Hoofdstuk 3

27 3 1
                                    

Ik open voorzichtig mijn ogen en zie dat ik in een slaapkamer lig die ik niet ken. Ik probeer mezelf voorzichtig omhoog te duwen, maar mijn spieren zijn stijf en er gaan verschillende pijnscheuten door mijn lichaam heen. Ik besluit om stil te blijven liggen en eerst in de kamer rond te kijken. Ik draai mijn hoofd naar rechts en zie een jongen in de deuropening staan, die er net nog niet stond. Ik verstijf en houd mijn adem in. 'Nee! Nee, blijf ademen! Inademen, en uitademen.' Zegt hij als hij naar me toe komt rennen. Ik probeer om mezelf naar de andere kant van het bed te verplaatsen, maar dat gaat moeilijker dan ik had gehoopt. Ik volg wel zijn advies op, ik adem weer, ondanks dat ik wel sneller adem.
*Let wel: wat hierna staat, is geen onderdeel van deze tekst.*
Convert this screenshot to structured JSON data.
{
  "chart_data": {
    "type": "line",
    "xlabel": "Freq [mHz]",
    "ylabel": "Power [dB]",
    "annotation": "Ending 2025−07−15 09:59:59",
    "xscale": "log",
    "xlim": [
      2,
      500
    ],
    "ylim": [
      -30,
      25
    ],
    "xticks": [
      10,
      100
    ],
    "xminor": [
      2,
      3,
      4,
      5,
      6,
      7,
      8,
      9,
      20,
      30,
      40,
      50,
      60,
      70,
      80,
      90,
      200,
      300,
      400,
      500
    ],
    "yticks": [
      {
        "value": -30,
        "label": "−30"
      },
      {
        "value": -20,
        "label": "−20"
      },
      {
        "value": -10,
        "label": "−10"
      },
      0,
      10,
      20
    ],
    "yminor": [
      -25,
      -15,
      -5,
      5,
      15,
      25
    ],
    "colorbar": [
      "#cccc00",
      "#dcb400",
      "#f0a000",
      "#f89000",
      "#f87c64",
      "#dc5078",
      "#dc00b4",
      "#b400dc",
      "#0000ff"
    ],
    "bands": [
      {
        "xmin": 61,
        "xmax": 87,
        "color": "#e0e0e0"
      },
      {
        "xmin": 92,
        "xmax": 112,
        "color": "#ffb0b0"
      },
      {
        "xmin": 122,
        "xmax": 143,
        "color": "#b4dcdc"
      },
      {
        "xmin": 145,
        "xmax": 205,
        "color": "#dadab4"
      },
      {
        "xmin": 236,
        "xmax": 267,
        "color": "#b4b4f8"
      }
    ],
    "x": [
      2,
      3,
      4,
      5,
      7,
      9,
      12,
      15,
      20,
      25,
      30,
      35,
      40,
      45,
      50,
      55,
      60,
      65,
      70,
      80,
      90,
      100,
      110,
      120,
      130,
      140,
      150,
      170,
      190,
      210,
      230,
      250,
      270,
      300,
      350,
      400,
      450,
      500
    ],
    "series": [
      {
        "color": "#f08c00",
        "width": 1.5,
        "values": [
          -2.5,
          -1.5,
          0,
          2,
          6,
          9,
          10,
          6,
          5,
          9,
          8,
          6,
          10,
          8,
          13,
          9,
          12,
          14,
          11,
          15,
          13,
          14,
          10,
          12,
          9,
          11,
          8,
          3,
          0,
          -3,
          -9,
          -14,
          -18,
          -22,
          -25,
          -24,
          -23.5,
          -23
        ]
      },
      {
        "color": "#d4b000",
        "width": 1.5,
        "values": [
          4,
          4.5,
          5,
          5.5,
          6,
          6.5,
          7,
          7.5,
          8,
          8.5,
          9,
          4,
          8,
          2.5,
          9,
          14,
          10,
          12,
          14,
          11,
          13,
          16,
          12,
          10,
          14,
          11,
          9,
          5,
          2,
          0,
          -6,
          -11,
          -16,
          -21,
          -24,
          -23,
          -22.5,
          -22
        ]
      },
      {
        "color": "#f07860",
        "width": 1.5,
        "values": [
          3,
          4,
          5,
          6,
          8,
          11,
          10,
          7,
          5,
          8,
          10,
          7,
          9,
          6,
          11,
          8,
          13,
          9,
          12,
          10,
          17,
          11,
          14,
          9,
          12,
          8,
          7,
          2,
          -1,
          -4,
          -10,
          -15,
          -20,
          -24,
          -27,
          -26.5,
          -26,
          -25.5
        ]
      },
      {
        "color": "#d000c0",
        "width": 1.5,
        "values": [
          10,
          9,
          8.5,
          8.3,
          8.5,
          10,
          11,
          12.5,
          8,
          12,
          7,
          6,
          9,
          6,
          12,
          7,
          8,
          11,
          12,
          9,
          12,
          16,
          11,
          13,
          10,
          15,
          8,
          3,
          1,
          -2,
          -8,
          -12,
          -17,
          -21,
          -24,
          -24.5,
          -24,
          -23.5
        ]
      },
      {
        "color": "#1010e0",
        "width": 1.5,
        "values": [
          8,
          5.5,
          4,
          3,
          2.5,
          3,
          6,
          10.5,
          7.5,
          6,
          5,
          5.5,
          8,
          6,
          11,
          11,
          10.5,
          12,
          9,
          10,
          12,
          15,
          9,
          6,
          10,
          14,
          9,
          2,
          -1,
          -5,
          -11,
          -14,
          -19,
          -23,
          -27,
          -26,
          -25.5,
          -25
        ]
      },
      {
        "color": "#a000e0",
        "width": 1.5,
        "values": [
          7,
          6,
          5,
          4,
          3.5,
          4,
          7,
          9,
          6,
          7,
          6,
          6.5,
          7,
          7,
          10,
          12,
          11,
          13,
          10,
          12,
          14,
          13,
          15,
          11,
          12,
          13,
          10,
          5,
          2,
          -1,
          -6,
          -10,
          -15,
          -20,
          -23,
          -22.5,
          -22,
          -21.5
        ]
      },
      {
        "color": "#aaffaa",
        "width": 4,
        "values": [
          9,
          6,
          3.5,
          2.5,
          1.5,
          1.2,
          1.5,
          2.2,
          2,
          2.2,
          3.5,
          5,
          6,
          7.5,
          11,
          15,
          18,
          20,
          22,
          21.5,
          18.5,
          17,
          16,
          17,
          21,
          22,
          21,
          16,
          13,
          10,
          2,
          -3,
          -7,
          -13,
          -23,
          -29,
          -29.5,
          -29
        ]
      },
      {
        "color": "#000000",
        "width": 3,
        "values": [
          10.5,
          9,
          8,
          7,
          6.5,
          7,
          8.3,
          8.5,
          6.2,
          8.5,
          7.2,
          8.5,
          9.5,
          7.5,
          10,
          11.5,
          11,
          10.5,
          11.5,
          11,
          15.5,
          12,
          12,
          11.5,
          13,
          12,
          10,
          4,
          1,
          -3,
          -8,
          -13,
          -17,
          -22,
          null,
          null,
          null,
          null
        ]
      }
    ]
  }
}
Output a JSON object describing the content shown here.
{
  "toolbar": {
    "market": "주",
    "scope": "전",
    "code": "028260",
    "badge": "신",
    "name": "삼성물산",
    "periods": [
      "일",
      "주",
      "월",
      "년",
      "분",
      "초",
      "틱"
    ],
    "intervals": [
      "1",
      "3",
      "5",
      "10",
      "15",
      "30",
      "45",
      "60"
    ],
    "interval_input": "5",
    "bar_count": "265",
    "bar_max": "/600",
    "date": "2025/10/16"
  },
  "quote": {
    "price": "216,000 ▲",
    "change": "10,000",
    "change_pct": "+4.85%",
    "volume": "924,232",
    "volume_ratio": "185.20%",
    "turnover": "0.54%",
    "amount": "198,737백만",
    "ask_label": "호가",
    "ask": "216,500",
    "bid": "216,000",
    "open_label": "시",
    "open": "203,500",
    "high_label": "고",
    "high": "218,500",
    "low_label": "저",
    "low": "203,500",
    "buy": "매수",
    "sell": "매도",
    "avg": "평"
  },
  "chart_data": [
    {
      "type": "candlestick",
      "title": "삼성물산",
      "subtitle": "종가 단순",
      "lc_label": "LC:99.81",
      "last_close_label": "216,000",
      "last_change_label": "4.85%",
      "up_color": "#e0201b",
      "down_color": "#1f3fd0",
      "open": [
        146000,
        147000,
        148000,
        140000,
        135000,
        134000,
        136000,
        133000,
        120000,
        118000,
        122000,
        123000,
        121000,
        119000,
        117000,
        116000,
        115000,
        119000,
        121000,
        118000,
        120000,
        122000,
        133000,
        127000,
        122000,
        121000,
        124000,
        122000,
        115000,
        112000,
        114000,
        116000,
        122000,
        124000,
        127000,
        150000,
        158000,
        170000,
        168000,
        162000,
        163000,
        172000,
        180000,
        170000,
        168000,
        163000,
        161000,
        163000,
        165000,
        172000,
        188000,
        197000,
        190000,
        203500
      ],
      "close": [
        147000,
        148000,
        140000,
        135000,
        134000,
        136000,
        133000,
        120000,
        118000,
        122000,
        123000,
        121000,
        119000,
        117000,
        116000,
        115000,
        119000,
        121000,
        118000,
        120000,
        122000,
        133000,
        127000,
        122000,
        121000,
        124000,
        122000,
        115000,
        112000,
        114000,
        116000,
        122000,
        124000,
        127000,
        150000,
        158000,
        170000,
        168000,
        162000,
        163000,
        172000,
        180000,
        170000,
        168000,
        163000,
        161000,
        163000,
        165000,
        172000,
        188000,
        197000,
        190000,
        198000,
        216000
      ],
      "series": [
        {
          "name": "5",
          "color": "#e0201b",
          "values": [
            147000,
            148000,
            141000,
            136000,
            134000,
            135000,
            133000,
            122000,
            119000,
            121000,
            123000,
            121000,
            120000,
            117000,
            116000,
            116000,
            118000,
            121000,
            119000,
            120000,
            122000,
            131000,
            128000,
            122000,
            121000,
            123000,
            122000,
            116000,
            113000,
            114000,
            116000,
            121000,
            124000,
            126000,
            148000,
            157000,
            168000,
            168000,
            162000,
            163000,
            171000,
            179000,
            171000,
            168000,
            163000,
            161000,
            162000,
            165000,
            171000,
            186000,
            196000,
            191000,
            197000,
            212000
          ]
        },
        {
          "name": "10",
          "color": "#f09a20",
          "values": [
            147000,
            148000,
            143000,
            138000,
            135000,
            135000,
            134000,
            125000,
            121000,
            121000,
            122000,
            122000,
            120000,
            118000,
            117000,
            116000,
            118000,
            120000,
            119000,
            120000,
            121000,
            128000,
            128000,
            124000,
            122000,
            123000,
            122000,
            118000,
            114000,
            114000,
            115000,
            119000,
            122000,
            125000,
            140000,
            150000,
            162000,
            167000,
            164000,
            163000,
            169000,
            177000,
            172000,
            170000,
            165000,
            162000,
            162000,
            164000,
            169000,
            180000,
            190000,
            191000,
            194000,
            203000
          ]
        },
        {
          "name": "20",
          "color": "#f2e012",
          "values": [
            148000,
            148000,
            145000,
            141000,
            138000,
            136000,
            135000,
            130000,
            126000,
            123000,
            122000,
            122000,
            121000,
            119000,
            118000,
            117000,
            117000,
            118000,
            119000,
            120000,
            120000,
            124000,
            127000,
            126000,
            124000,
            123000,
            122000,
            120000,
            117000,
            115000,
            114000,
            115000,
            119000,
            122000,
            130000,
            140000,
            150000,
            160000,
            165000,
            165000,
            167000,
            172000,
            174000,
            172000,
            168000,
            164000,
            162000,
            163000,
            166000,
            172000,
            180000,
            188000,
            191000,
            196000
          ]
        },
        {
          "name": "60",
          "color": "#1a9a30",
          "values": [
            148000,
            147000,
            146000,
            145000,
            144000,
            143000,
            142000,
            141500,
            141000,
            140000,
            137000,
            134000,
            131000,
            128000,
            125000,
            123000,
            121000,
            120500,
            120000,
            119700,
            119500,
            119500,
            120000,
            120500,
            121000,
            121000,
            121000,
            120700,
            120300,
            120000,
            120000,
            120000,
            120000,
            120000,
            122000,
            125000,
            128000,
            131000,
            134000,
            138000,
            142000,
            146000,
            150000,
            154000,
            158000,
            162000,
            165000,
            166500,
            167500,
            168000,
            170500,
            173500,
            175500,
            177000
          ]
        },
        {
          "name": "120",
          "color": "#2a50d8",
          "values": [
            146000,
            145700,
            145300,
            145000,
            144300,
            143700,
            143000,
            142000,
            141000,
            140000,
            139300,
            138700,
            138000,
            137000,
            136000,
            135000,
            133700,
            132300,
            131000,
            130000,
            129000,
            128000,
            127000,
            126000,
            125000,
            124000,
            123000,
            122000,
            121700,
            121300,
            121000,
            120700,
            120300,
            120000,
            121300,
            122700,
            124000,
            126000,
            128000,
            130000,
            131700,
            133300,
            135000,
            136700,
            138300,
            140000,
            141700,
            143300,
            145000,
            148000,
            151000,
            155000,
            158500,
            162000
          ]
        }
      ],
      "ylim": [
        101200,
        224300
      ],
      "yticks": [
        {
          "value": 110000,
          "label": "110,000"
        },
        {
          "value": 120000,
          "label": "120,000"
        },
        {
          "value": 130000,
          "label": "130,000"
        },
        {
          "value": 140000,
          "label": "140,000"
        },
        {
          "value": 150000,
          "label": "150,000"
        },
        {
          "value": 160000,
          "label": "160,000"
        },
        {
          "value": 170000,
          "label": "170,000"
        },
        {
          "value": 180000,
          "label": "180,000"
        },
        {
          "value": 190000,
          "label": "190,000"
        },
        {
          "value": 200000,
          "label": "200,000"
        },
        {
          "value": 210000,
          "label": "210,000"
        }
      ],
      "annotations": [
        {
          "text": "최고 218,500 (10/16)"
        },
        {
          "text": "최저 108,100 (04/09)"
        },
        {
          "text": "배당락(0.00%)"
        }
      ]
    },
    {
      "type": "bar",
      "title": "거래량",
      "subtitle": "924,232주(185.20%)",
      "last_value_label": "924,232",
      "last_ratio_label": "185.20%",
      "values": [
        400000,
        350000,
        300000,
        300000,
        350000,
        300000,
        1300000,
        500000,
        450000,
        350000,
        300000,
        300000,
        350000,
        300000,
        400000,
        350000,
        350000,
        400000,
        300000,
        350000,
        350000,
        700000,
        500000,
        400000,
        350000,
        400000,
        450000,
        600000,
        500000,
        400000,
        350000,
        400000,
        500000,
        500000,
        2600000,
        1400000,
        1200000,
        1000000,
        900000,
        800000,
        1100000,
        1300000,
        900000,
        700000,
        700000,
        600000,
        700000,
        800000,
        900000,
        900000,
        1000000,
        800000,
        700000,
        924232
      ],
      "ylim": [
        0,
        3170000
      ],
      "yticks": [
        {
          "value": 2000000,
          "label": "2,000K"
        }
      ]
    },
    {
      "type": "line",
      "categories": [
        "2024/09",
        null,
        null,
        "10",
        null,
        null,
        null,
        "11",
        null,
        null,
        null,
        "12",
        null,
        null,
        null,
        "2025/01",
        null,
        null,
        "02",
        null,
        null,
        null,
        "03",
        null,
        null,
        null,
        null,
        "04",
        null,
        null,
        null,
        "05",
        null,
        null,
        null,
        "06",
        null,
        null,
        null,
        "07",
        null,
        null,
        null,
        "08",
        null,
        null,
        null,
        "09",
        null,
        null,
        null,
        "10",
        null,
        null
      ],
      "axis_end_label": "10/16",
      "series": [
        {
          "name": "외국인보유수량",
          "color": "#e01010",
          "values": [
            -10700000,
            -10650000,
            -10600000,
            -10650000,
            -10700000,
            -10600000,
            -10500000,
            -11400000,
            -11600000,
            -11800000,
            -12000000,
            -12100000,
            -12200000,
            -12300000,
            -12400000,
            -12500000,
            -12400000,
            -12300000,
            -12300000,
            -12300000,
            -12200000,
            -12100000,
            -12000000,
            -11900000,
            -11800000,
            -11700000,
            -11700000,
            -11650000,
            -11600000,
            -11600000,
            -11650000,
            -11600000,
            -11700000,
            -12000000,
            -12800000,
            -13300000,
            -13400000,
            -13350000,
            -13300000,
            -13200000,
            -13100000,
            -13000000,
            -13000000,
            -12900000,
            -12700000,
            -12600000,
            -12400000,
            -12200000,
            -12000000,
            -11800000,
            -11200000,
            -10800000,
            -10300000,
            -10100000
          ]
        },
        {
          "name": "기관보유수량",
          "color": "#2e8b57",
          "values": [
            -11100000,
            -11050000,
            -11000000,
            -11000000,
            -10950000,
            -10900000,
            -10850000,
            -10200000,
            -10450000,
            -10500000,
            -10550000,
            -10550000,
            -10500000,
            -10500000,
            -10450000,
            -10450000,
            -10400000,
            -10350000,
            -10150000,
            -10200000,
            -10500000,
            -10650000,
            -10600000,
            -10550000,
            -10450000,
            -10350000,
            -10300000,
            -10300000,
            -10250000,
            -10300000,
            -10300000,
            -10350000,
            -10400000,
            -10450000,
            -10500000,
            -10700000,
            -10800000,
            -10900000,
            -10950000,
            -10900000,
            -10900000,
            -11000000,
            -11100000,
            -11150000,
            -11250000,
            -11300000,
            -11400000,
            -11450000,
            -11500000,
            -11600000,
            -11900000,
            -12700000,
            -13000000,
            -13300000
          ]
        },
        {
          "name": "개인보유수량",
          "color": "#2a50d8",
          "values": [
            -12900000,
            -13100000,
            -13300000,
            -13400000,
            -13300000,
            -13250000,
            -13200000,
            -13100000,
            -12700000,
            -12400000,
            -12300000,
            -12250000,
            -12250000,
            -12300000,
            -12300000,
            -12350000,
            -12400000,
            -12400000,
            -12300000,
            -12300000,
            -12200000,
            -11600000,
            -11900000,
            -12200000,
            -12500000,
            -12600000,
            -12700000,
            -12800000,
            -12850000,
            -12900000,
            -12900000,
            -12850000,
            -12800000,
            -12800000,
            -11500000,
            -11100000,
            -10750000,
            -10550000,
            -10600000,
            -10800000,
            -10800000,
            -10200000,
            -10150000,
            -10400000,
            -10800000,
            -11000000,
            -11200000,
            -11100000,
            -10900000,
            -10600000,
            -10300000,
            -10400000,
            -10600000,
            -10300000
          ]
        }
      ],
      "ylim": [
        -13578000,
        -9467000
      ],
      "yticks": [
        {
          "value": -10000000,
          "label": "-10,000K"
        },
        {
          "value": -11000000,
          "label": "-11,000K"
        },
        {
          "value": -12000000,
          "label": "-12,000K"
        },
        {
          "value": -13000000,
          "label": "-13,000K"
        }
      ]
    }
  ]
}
'Wie ben jij?' fluister ik en ik kijk hem met geschokte ogen aan. Ik volg elke beweging die hij maakt. Hij zucht even en wijst naar het puntje van het bed. Hij wacht tot ik reageer en hem een goedkeuring geef. Ik knik heel voorzichtig, maar kruip ondertussen wel naar het uiteinde van het bed.

'Ik zou niet te veel bewegen, je bent behoorlijk vaak... gevallen.' Zegt hij en hij twijfelt even over wat hij had gezegd.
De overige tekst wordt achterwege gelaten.